Lavinya Dergisi

İSTANBULA GÖÇ TRENLERİ
Arşiv

Eski Yazar Yazıları

Dudaklarımı büyücülerin sihirli kelimelerine yapıştırıyorum Biraz tılsım gerek Biraz da mantık katli Hangi tımarhane duvarından silebilirsin ki bir delinin parmak izini? Düşlerin gömleği mi? O zaten arkadan iliklenmişti Zihnin fısıltısı düşerken kulaklara Sanrılarımın şehrine yolculuk başlayacak, trenle gidilecek, evet. Lokomotifin sesiyle kalkar çünkü düşünceler Kalkar dedim ama… Sen bunu denizin buharlaşması gibi düşünebilirsin istersen Ya da bir çaydanlık dumanının kuru havaya düz bir çizgi çeker gibi uçuşu Düdüklü çaydanlık da var biliyorsun bunu. Bak, onun sesi bile trenin sesine benziyor. Belleğimin içinde sanırım bir düdük durmadan ötüyor. Büyücü, büyüle şu vakti. Dudaklarımı kazı, yaşanmış ve yaşanacak olanın sihrinden. Sonra, ruhu düdüklerle buğulansın bedenin Korkma, söyle sihirli sözcükleri ve başlasın gözlerimde panayır Bir cambaz ip çeksin yüreğime ve düşmeden yürüyebilsin Ya da bırakalım bu kez düşsün. Burada her şey olağan ve aslında her şey olanaksız nasıl olsa. İstanbul’a gitsin aklım. Aklım gitsin tımarhane duvarlarına ve bir parmak izi olsun sırtımdaki yük İstanbul’a kızıl demişler duydum. Bu olmaz. İstanbul’u kızıla boyayamıyorum bunda zorlandım. Neden kızılmış! Buna sitem etmem gereken bir yola düşer ayaklarım. Oradan sonra İstanbul’un kızlarına sataşır dilimi yakan bu keskin tuzlu öfke.
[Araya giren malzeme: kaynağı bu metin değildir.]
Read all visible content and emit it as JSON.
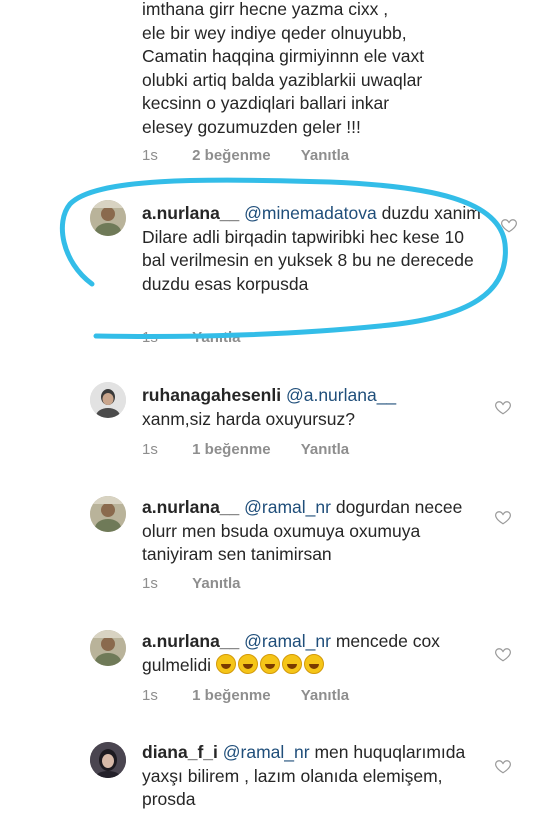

Kızların saçları değerken Galatadan denize Makas atarım köprülere. Ulaşamadığım yerde, imkansızlaşmalı tüm kadınlar Yine de şanslı olan kız kulesi olur. Tanık tutulacak efsaneleri ve rivayetleri var sevmek meselesine Martıları, yüzlerce yıllık hikayenin neresinde? Gördüler, duydular, biliyorlar ama Acı, durdurabilir mi simite göç edişlerini Durduramam ben de namütenahi düşlerimi. Tanık tutarım ancak İstanbul biletlerimi. Bir ses duydum içimden fışkırırcasına Ardından tırmalarcasına kulaklarımı Düdük sesi… Demirin demir üzerinde harekete başlama sesi Çocukça taklit etmek istersen… Anladın sen. (çuf çuf işte.) Hızlanıyor git gide Ve yine sana varıyor. Bu bir büyüleniş olmalı ışık selinin; her şeye rağmen, bana rağmen, bizi biz yapamamasına rağmen, sana rağmen iki yaka dimdik duruşuna. Deliler siliyor duvardan kendi yüklerini ve sen, izlemelisin beni… Tüm benliğimle bir şehir oluyor tımarhane duvarlarım İstanbul’u maviye boyuyor parmaklarım. Mavileştikçe o şehir, bir lanet doğuyor düşlerime Seni düşlerinden silemiyor delirse de aklım.